A questo proposito, non è forse inutile ricordare che, in passato, Socrate e Gesù Cristo, ad esempio, sono stati condannati a morte dal volere della maggioranza o da rappresentanti della maggioranza. In tempi più recenti, maggioranze schiaccianti hanno dato il loro appoggio al fascismo, al nazional socialismo e al comunismo (per riferirci solo ai casi più noti) o sono state complici, in maniera più o meno compiacente, delle atrocità perpetrate dai governanti statali in nome della maggioranza.
Nel corso della storia, ogni qualvolta poteri esclusivi ed estensivi sono stati conferiti a qualcuno, fosse esso un singolo o una organizzazione, sulla base di una qualsiasi giustificazione, fosse essa la volontà di Dio o la volontà generale, crimini e misfatti ne sono seguiti, quasi inevitabilmente.
Nella seconda metà del XX secolo, molti stati hanno perso alcune delle loro tendenze più aggressive; nonostante ciò essi rimangono ancora grandi organizzazioni che pretendono di godere di un potere monopolistico che intendono esercitare in maniera assolutistica.
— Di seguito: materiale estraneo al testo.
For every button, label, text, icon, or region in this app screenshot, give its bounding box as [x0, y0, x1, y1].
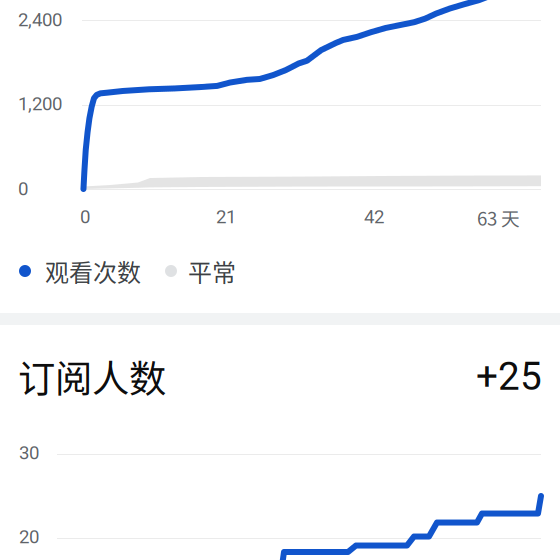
- staticText: 21: [216, 206, 236, 228]
- staticText: +25: [476, 354, 542, 399]
- staticText: 1,200: [18, 93, 62, 115]
- staticText: 30: [19, 442, 39, 464]
- staticText: 平常: [188, 254, 236, 288]
- staticText: 2,400: [18, 9, 62, 31]
- staticText: 0: [18, 178, 28, 200]
- button[interactable]: 观看次数: [19, 254, 349, 288]
- staticText: 20: [19, 526, 39, 548]
- staticText: 订阅人数: [18, 350, 166, 404]
- staticText: 0: [80, 206, 90, 228]
- staticText: 63 天: [477, 204, 520, 231]
- staticText: 观看次数: [45, 254, 141, 288]
- staticText: 42: [364, 206, 384, 228]
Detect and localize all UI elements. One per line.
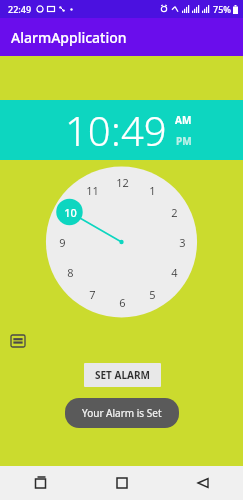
staticText: 4 [171,265,178,279]
button[interactable]: Home [81,466,162,500]
button[interactable]: PM [174,133,194,149]
staticText: 2 [171,205,178,219]
staticText: 1 [149,183,156,197]
staticText: AlarmApplication [11,28,127,47]
staticText: 75% [213,3,231,15]
staticText: SET ALARM [95,368,150,382]
staticText: Your Alarm is Set [82,406,162,420]
button[interactable]: 3 [173,235,191,249]
staticText: 5 [149,287,156,301]
button[interactable]: 7 [83,287,101,301]
button[interactable]: 10 [61,205,79,219]
staticText: 8 [67,265,74,279]
button[interactable]: 9 [53,235,71,249]
button[interactable]: 12 [113,175,131,189]
button[interactable]: AM [173,112,194,128]
staticText: 12 [116,175,129,189]
staticText: 9 [59,235,66,249]
button[interactable]: 8 [61,265,79,279]
button[interactable]: 11 [83,183,101,197]
staticText: 7 [89,287,96,301]
button[interactable]: 2 [165,205,183,219]
button[interactable]: Recent apps [0,466,81,500]
button[interactable]: 4 [165,265,183,279]
button[interactable]: 1 [143,183,161,197]
button[interactable]: 5 [143,287,161,301]
button[interactable]: SET ALARM [84,363,161,387]
staticText: 6 [119,295,126,309]
staticText: 11 [86,183,99,197]
button[interactable]: 6 [113,295,131,309]
button[interactable]: Switch to keyboard input [11,335,25,347]
button[interactable]: 49 [121,103,167,157]
staticText: 3 [179,235,186,249]
staticText: : [111,103,121,157]
button[interactable]: 10 [65,103,111,157]
button[interactable]: Back [162,466,243,500]
staticText: AM [175,113,192,127]
staticText: PM [176,134,192,148]
staticText: 10 [64,205,77,219]
staticText: 22:49 [8,3,32,15]
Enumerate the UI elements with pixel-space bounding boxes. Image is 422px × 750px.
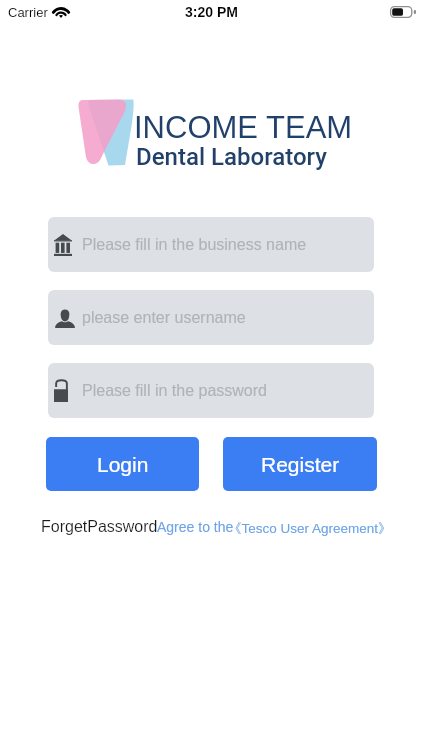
button[interactable]: ForgetPassword bbox=[41, 518, 158, 536]
staticText: Login bbox=[97, 453, 149, 476]
staticText: please enter username bbox=[82, 309, 246, 327]
staticText: Please fill in the password bbox=[82, 382, 267, 400]
staticText: Agree to the bbox=[157, 519, 234, 535]
button[interactable]: Register bbox=[223, 437, 377, 491]
button[interactable]: 《Tesco User Agreement》 bbox=[228, 520, 392, 537]
staticText: Register bbox=[261, 453, 340, 476]
staticText: Carrier bbox=[8, 5, 48, 20]
staticText: 3:20 PM bbox=[185, 4, 238, 20]
staticText: Please fill in the business name bbox=[82, 236, 307, 254]
button[interactable]: Login bbox=[46, 437, 199, 491]
button[interactable]: Business name bbox=[48, 217, 374, 272]
button[interactable]: Password bbox=[48, 363, 374, 418]
button[interactable]: Username bbox=[48, 290, 374, 345]
staticText: Dental Laboratory bbox=[136, 143, 327, 171]
staticText: INCOME TEAM bbox=[134, 110, 353, 145]
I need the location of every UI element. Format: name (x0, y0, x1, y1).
In altre parole, le trasformazioni superficiali verso un più liberale stato di cose, servono solo a coprire una democrazia tuttora totalitaria, la cui faccia reale e brutale appare apertamente in situazioni di crisi, con la riaffermazione del suo potere attraverso il consueto armamentario dello statismo: bombardare, distruggere, controllare. (Fonte)

** Il fenomeno della rana bollita risale ad una ricerca condotta dal John Hopkins University nel lontano 1882. Durante un esperimento, alcuni ricercatori americani notarono che lanciando una rana in una pentola di acqua bollente, questa inevitabilmente saltava fuori per trarsi in salvo. Al contrario, mettendo la rana in una pentola di acqua fredda e riscaldando la pentola lentamente ma in modo costante, la rana finiva inevitabilmente bollita.
Riesco già ad immaginare la tua espressione inorridita… eppure questo esperimento descrive esattamente il modo in cui funziona anche il nostro sistema nervoso.
Ogni qualvolta introduciamo un cambiamento radicale nella nostra vita, il nostro cervello, come la rana nell’acqua bollente, cerca disperatamente di ritornare nella sua zona di comfort, annullando ogni nostro tentativo di cambiamento. Risultato? Frustrazione!
Al contrario, per ottenere un cambiamento duraturo, l’unica tecnica realmente efficace consiste nell’introdurre piccoli cambiamenti, ma in modo costante.
Nel breve periodo, questi piccoli cambiamenti sono impercettibili per il nostro sistema nervoso, ma nel lungo termine proprio questi piccoli passettini ci permetteranno di ottenere enormi trasformazioni (Fonte).